To achieve this goal, we have introduced optimized solutions for the three main steps involved in state-of-the-art CAAC systems, namely, ECG Signal Denoising and Compression, QRS complex detection, and finally, the classifier.

Beat classification is the traditional approach for detecting arrhythmia. In this method, it is essential to accurately identify the QRS complexes in order to enable effective classification and analysis of ECG signals. However, achieving accurate QRS detection requires more complex methods that consume additional computational power and time. Consequently, this imposes an overhead on the actual arrhythmia detection process. Moreover, incorrect segmentation can negatively impact the overall classification of arrhythmia. To mitigate these unnecessary computations, our proposed method involves segmenting the ECG into fixed window sizes, each containing multiple beats. Then the class label of that segment is taken based on the highest severity class within that window.

The subsequent step involves converting ECG signals into sparse event-based representations. Delta modulation with adaptive thresholding is utilized to extract events from the QRS complexes. This event-based representation allows for a more concise data representation while reducing the computational load required for further processing and classification.

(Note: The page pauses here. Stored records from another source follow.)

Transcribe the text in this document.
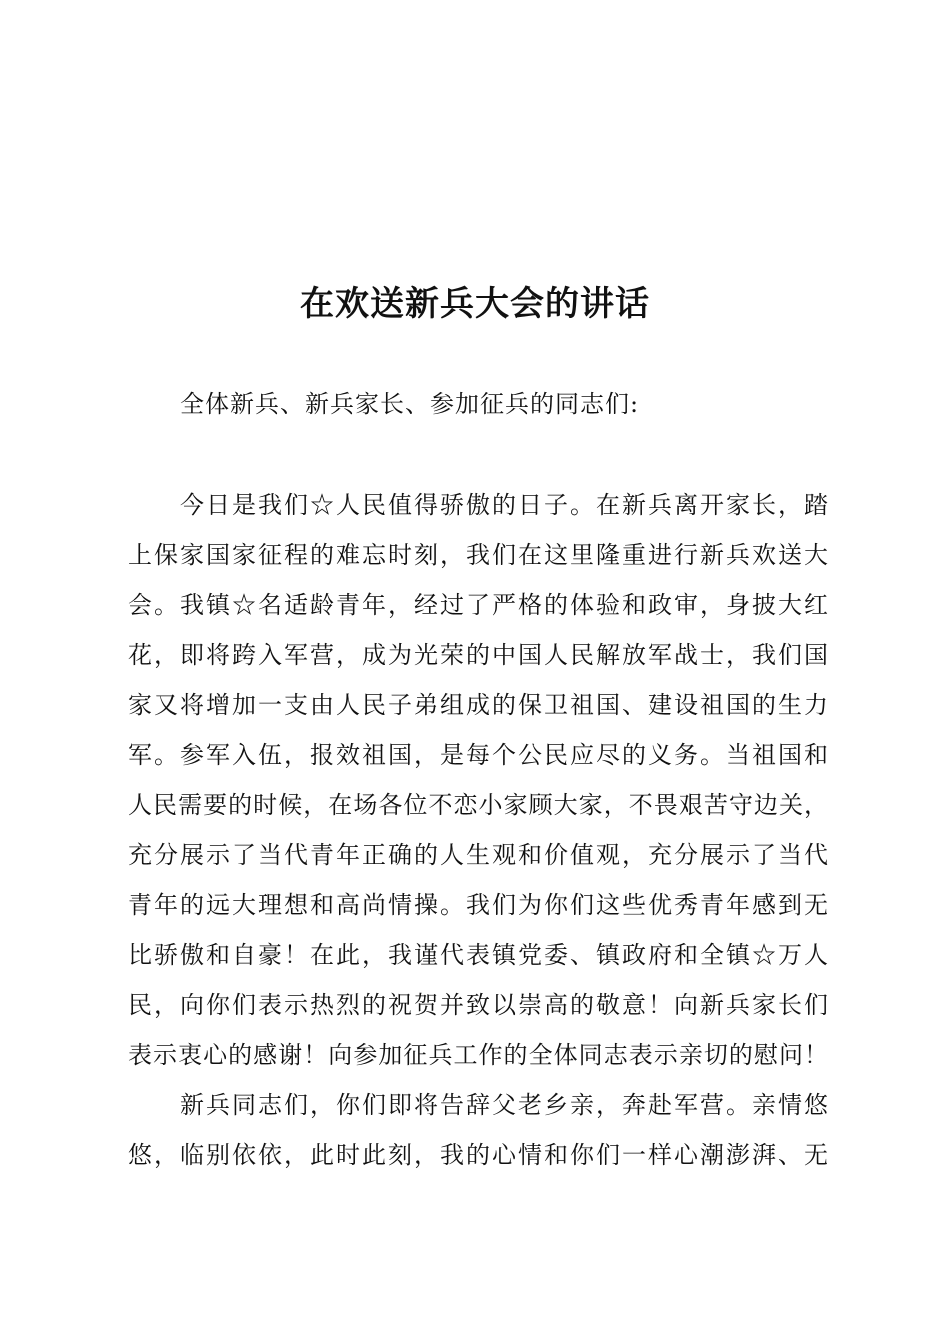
在欢送新兵大会的讲话

全体新兵、新兵家长、参加征兵的同志们:

今日是我们☆人民值得骄傲的日子。在新兵离开家长，踏
上保家国家征程的难忘时刻，我们在这里隆重进行新兵欢送大
会。我镇☆名适龄青年，经过了严格的体验和政审，身披大红
花，即将跨入军营，成为光荣的中国人民解放军战士，我们国
家又将增加一支由人民子弟组成的保卫祖国、建设祖国的生力
军。参军入伍，报效祖国，是每个公民应尽的义务。当祖国和
人民需要的时候，在场各位不恋小家顾大家，不畏艰苦守边关，
充分展示了当代青年正确的人生观和价值观，充分展示了当代
青年的远大理想和高尚情操。我们为你们这些优秀青年感到无
比骄傲和自豪！在此，我谨代表镇党委、镇政府和全镇☆万人
民，向你们表示热烈的祝贺并致以崇高的敬意！向新兵家长们
表示衷心的感谢！向参加征兵工作的全体同志表示亲切的慰问！
新兵同志们，你们即将告辞父老乡亲，奔赴军营。亲情悠
悠，临别依依，此时此刻，我的心情和你们一样心潮澎湃、无
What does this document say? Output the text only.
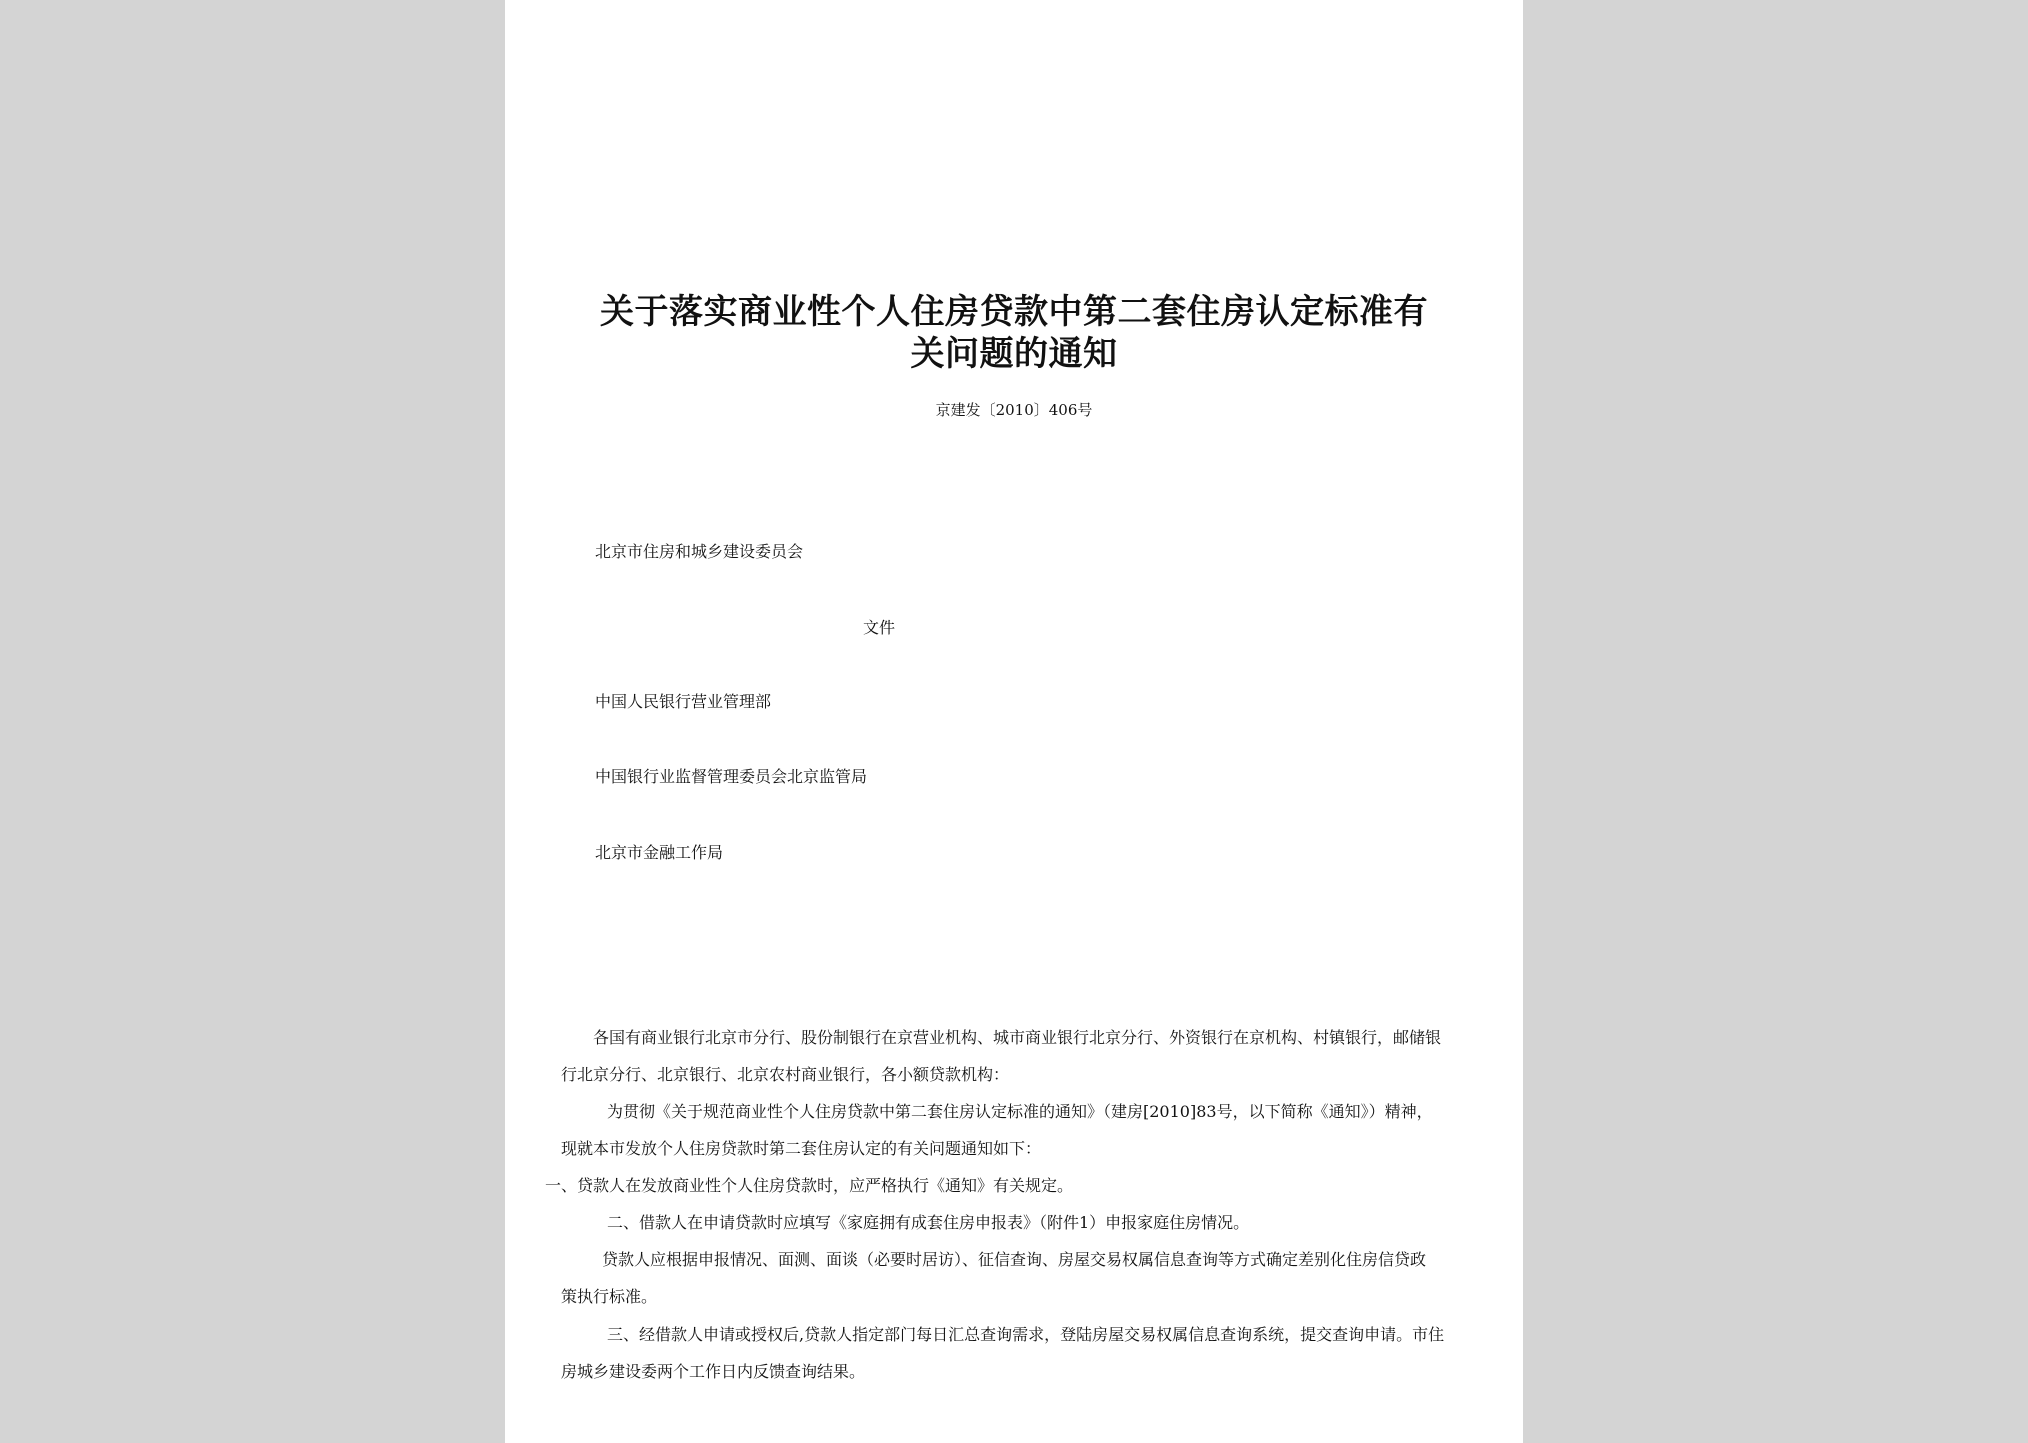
关于落实商业性个人住房贷款中第二套住房认定标准有
关问题的通知
京建发〔2010〕406号
北京市住房和城乡建设委员会
文件
中国人民银行营业管理部
中国银行业监督管理委员会北京监管局
北京市金融工作局
各国有商业银行北京市分行、股份制银行在京营业机构、城市商业银行北京分行、外资银行在京机构、村镇银行，邮储银
行北京分行、北京银行、北京农村商业银行，各小额贷款机构：
为贯彻《关于规范商业性个人住房贷款中第二套住房认定标准的通知》（建房[2010]83号，以下简称《通知》）精神，
现就本市发放个人住房贷款时第二套住房认定的有关问题通知如下：
一、贷款人在发放商业性个人住房贷款时，应严格执行《通知》有关规定。
二、借款人在申请贷款时应填写《家庭拥有成套住房申报表》（附件1）申报家庭住房情况。
贷款人应根据申报情况、面测、面谈（必要时居访）、征信查询、房屋交易权属信息查询等方式确定差别化住房信贷政
策执行标准。
三、经借款人申请或授权后,贷款人指定部门每日汇总查询需求，登陆房屋交易权属信息查询系统，提交查询申请。市住
房城乡建设委两个工作日内反馈查询结果。
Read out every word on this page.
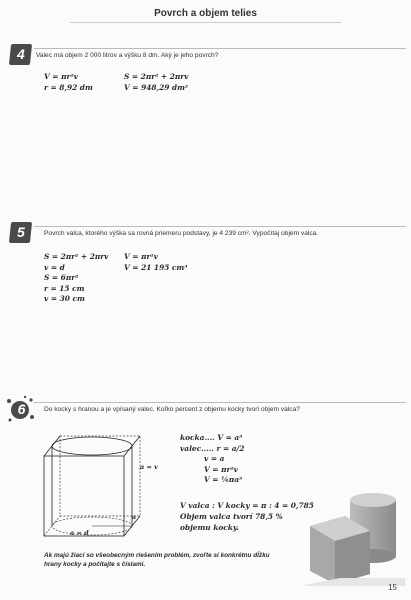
Povrch a objem telies
4	Valec má objem 2 000 litrov a výšku 8 dm. Aký je jeho povrch?
V = πr²v
r = 8,92 dm
S = 2πr² + 2πrv
V = 948,29 dm²
5	Povrch valca, ktorého výška sa rovná priemeru podstavy, je 4 239 cm². Vypočítaj objem valca.
S = 2πr² + 2πrv
v = d
S = 6πr²
r = 15 cm
v = 30 cm
V = πr²v
V = 21 195 cm³
6	Do kocky s hranou a je vpísaný valec. Koľko percent z objemu kocky tvorí objem valca?
a = v
a = d
a
kocka.... V = a³
valec..... r = a/2
v = a
V = πr²v
V = ¼πa³
V valca : V kocky = π : 4 = 0,785
Objem valca tvorí 78,5 %
objemu kocky.
Ak majú žiaci so všeobecným riešením problém, zvoľte si konkrétnu dĺžku hrany kocky a počítajte s číslami.
15
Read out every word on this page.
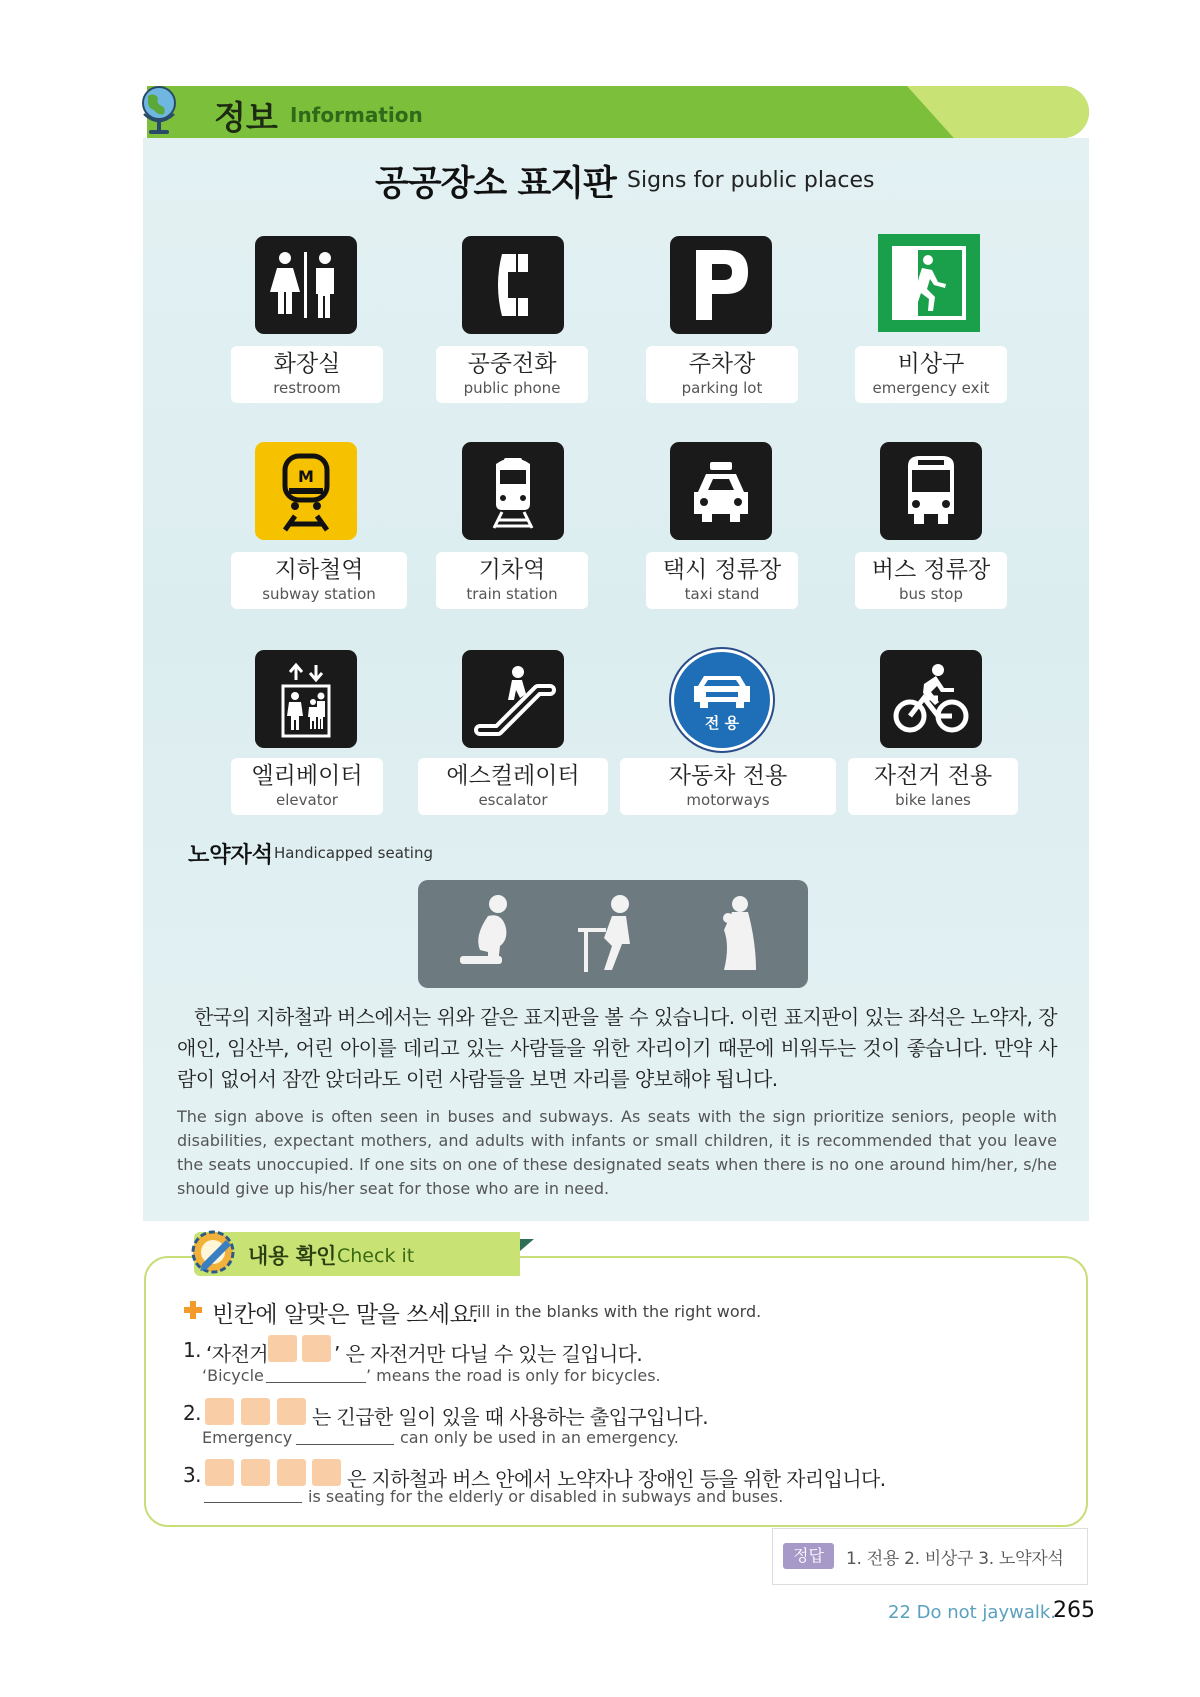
정보 Information
공공장소 표지판 Signs for public places
화장실
restroom
공중전화
public phone
주차장
parking lot
비상구
emergency exit
M
지하철역
subway station
기차역
train station
택시 정류장
taxi stand
버스 정류장
bus stop
엘리베이터
elevator
에스컬레이터
escalator
전 용
자동차 전용
motorways
자전거 전용
bike lanes
노약자석 Handicapped seating
한국의 지하철과 버스에서는 위와 같은 표지판을 볼 수 있습니다. 이런 표지판이 있는 좌석은 노약자, 장애인, 임산부, 어린 아이를 데리고 있는 사람들을 위한 자리이기 때문에 비워두는 것이 좋습니다. 만약 사람이 없어서 잠깐 앉더라도 이런 사람들을 보면 자리를 양보해야 됩니다.
The sign above is often seen in buses and subways. As seats with the sign prioritize seniors, people with disabilities, expectant mothers, and adults with infants or small children, it is recommended that you leave the seats unoccupied. If one sits on one of these designated seats when there is no one around him/her, s/he should give up his/her seat for those who are in need.
내용 확인 Check it
빈칸에 알맞은 말을 쓰세요.
Fill in the blanks with the right word.
1. ‘자전거	’ 은 자전거만 다닐 수 있는 길입니다.
‘Bicycle	’ means the road is only for bicycles.
2.	는 긴급한 일이 있을 때 사용하는 출입구입니다.
Emergency	can only be used in an emergency.
3.	은 지하철과 버스 안에서 노약자나 장애인 등을 위한 자리입니다.
is seating for the elderly or disabled in subways and buses.
정답	1. 전용 2. 비상구 3. 노약자석
22 Do not jaywalk.
265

Finally, the classification is done on the encoded sparse, event-based ECG data using a two-stage Convolutional Spiking Neural Network (CSNN) trained using spike-timing dependent plasticity (STDP). The convolutional spiking neuron layers extract the features present within the input event stream. The two-stage CSNN comprises a two-class CSNN to detect if the signal is normal. If it is normal, the classification is stopped, reducing the overhead of inference time and energy consumption. On the other hand, if the beat is not normal, the signal is further classified using a four-class CSNN.

As this optimized solution can be implemented with minimal memory capacity and power consumption, it can be utilized to develop affordable, wearable devices for real-time cardiac health assessments for a broader population.